Les Plans Autisme successifs mettent en avant la nécessité de poursuivre les recherches dans tous les domaines pour faire progresser les connaissances sur les causes et les traitements. Il est donc particulièrement regrettable qu’une équipe de scientifiques sérieux, en pointe dans leur domaine, ne puissent bénéficier de financements publics pour vérifier une hypothèse aussi prometteuse. Les causes de l'autisme sont multifactorielles, avec des interactions complexes entre facteurs de prédisposition génétiques et causes environnementales. Pour une fois qu'un programme de recherche pointe un facteur environnemental crédible, il semblerait logique d'évaluer cette piste avec la rigueur professionnelle indispensable et qu'il soit financé par exemple par le nouveau plan autisme 3.
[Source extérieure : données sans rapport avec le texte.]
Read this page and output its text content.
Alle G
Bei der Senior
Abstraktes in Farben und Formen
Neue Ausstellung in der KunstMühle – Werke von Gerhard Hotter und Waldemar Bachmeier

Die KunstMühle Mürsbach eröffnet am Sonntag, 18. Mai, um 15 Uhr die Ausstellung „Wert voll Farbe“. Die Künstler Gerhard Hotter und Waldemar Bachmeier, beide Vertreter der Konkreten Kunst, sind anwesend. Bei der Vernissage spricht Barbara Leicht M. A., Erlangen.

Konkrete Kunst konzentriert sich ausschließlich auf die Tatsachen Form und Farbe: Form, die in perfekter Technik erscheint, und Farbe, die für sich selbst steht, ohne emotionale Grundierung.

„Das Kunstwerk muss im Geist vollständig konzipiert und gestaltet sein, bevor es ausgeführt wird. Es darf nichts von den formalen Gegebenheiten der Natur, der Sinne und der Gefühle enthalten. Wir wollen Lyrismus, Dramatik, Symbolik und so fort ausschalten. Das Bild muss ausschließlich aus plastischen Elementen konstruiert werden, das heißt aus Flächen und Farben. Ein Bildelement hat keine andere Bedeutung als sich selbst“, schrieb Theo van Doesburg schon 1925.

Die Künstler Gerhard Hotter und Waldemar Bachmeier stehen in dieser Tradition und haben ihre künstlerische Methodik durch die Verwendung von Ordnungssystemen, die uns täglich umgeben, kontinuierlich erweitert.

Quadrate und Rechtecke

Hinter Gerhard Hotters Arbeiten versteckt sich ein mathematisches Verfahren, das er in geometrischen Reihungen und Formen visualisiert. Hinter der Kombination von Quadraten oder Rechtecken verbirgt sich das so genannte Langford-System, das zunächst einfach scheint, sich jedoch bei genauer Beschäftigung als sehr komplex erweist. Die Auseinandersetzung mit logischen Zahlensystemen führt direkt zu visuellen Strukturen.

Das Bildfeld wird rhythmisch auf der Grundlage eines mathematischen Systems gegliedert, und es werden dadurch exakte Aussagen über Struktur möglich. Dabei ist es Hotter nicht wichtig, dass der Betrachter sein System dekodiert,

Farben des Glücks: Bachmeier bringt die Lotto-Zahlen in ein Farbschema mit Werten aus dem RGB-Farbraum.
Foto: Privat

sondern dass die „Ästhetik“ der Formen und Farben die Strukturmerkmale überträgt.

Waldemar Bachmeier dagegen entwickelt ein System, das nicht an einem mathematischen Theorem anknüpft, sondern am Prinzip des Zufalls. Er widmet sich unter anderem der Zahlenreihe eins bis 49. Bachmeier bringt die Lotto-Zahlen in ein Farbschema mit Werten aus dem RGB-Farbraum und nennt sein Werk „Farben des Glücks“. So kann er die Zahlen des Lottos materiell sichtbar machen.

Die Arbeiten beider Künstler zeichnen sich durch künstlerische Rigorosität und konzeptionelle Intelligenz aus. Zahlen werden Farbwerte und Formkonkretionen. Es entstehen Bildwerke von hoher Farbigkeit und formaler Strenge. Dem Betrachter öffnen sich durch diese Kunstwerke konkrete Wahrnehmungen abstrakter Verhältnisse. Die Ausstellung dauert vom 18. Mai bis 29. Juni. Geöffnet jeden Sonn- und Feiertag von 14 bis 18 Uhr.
C’est d’autant plus dommage qu’on sait très bien que des hypothèses bien plus hasardeuses sur l’autisme servent de justification à des prises en charges psychanalytiques inefficaces et obsolètes, abandonnées par le monde entier et non recommandées dans les « bonnes pratiques » publiées par la Haute Autorité de Santé en 2012 sur l’autisme. Ces prises en charges sont pourtant toujours allègrement pratiquées dans bon nombre de services de pédopsychiatrie français. La Sécurité Sociale les finance sans sourciller malgré l’absence totale de preuves scientifiques d’efficacité et la contestation de ces méthodes depuis plus de 30 ans par les associations de familles.
C’est encore plus désolant quand on se souvient que le PHRC 2007 a quant à lui entériné le financement d’une étude sur le packing, technique extrêmement controversée et dénoncée par les familles. Cette technique a été désavouée par la Haute Autorité de Santé dans ses recommandations de 2012, mais le programme de recherche se poursuit, malgré le peu d’empressement des candidats pour y participer – ce qui explique qu’il dure depuis si longtemps sans qu’un résultat tangible ait été encore publié.
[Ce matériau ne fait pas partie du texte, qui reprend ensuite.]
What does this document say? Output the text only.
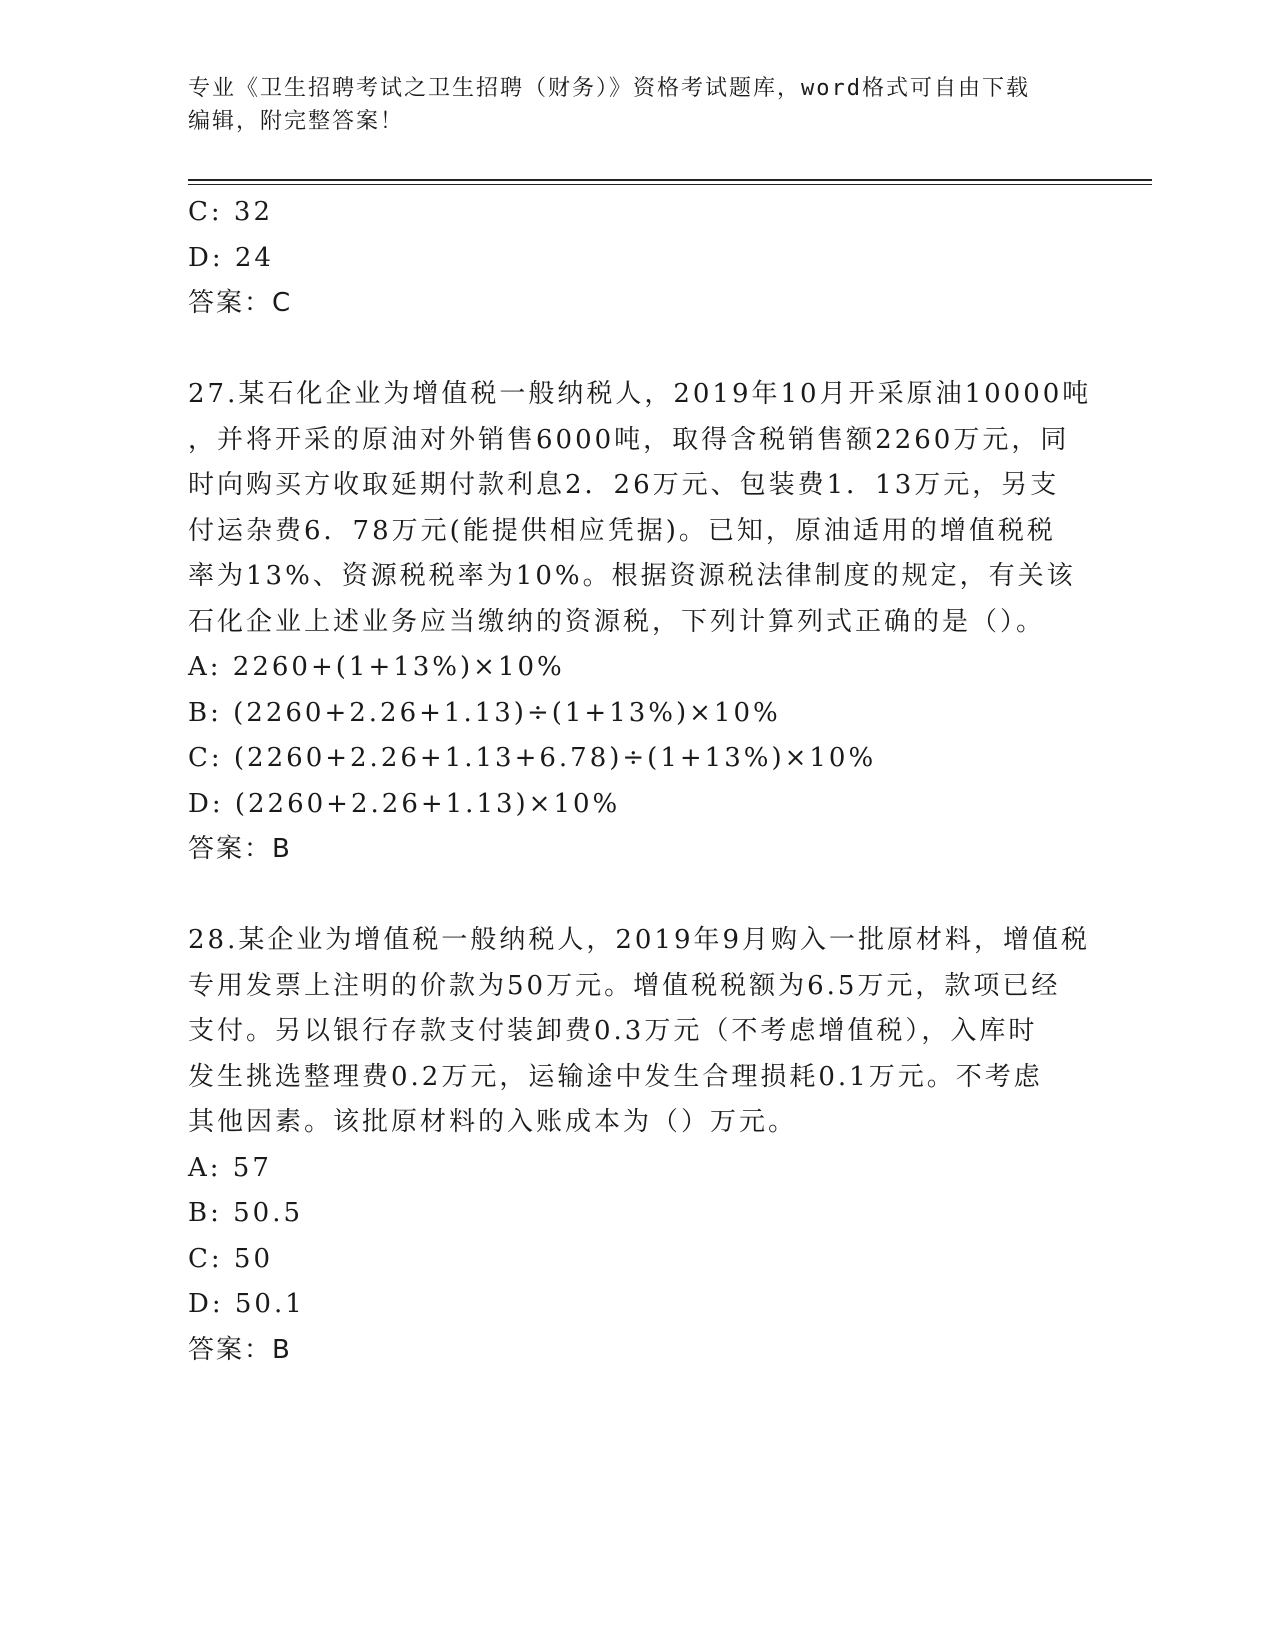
专业《卫生招聘考试之卫生招聘（财务）》资格考试题库，word格式可自由下载
编辑，附完整答案！
C: 32
D: 24
答案：C
27.某石化企业为增值税一般纳税人，2019年10月开采原油10000吨
，并将开采的原油对外销售6000吨，取得含税销售额2260万元，同
时向购买方收取延期付款利息2．26万元、包装费1．13万元，另支
付运杂费6．78万元(能提供相应凭据)。已知，原油适用的增值税税
率为13%、资源税税率为10%。根据资源税法律制度的规定，有关该
石化企业上述业务应当缴纳的资源税，下列计算列式正确的是（）。
A: 2260+(1+13%)×10%
B: (2260+2.26+1.13)÷(1+13%)×10%
C: (2260+2.26+1.13+6.78)÷(1+13%)×10%
D: (2260+2.26+1.13)×10%
答案：B
28.某企业为增值税一般纳税人，2019年9月购入一批原材料，增值税
专用发票上注明的价款为50万元。增值税税额为6.5万元，款项已经
支付。另以银行存款支付装卸费0.3万元（不考虑增值税），入库时
发生挑选整理费0.2万元，运输途中发生合理损耗0.1万元。不考虑
其他因素。该批原材料的入账成本为（）万元。
A: 57
B: 50.5
C: 50
D: 50.1
答案：B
On peut également faire le parallèle avec l’étude prometteuse sur les effets d’un diurétique, le bumétanide. Cette étude a été portée par le Pr Yehezkel Ben-Ari et le Pr Eric Lemonnier. Après des débuts difficiles de premiers résultats sont disponibles et permettent d’envisager un essai de grande ampleur à l’échelle européenne. Là encore les laboratoires pharmaceutiques ne sont pas intéressés (le bumétanide est connu depuis longtemps), et on se souvient que malgré le soutien des associations de familles, le Pr Lemonnier a été écarté sans grands égards du Centre Ressources Autisme de Bretagne l’année dernière.
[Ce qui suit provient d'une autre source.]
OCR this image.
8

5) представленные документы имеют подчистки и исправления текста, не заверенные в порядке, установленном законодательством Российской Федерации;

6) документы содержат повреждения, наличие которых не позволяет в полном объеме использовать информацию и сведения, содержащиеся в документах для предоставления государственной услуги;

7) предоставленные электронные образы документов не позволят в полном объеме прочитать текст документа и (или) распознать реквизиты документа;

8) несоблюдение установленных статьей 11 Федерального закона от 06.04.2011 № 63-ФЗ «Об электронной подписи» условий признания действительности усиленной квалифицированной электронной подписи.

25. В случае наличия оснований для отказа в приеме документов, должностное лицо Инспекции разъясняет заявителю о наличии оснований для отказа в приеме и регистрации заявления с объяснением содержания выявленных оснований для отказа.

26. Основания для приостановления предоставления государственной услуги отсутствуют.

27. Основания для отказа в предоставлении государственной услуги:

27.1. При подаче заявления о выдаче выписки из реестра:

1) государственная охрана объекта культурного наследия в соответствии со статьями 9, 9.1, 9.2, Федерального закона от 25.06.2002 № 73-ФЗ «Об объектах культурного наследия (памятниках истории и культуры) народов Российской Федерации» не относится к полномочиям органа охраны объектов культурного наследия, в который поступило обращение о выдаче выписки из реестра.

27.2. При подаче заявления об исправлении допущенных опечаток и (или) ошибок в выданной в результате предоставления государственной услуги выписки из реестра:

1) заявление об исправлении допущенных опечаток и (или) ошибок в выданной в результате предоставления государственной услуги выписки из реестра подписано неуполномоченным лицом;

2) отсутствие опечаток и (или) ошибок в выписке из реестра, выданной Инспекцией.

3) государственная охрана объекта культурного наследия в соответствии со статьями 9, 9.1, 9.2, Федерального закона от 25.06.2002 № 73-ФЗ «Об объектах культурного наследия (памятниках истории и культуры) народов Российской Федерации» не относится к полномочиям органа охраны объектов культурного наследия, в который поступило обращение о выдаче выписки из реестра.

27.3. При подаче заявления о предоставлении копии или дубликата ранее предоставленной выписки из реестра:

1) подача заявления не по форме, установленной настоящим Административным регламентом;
On peut donc se demander si les mêmes blocages souterrains seraient à l’œuvre dans le domaine de la recherche autour de l’autisme, que dans le domaine de sa prise en charge. Il est certainement plus facile de naviguer dans le milieu pédopsychiatrique français si on est « dans la ligne » des mandarins dont l’influence se fait sentir jusque dans les couloirs du Ministère de la Santé, et qui prennent souvent la plume ces derniers temps pour conspuer la HAS et un Plan Autisme qui semble leur donner des boutons.
Gageons que le public ne s’y laissera pas prendre ; il est plus que probable que les familles concernées mettent une fois de plus la main au portefeuille pour financer la recherche Chronimed à la place du Gouvernement. Mais comme beaucoup financent déjà à leurs frais la prise en charge de leur enfant, cela risque de ne pas suffir.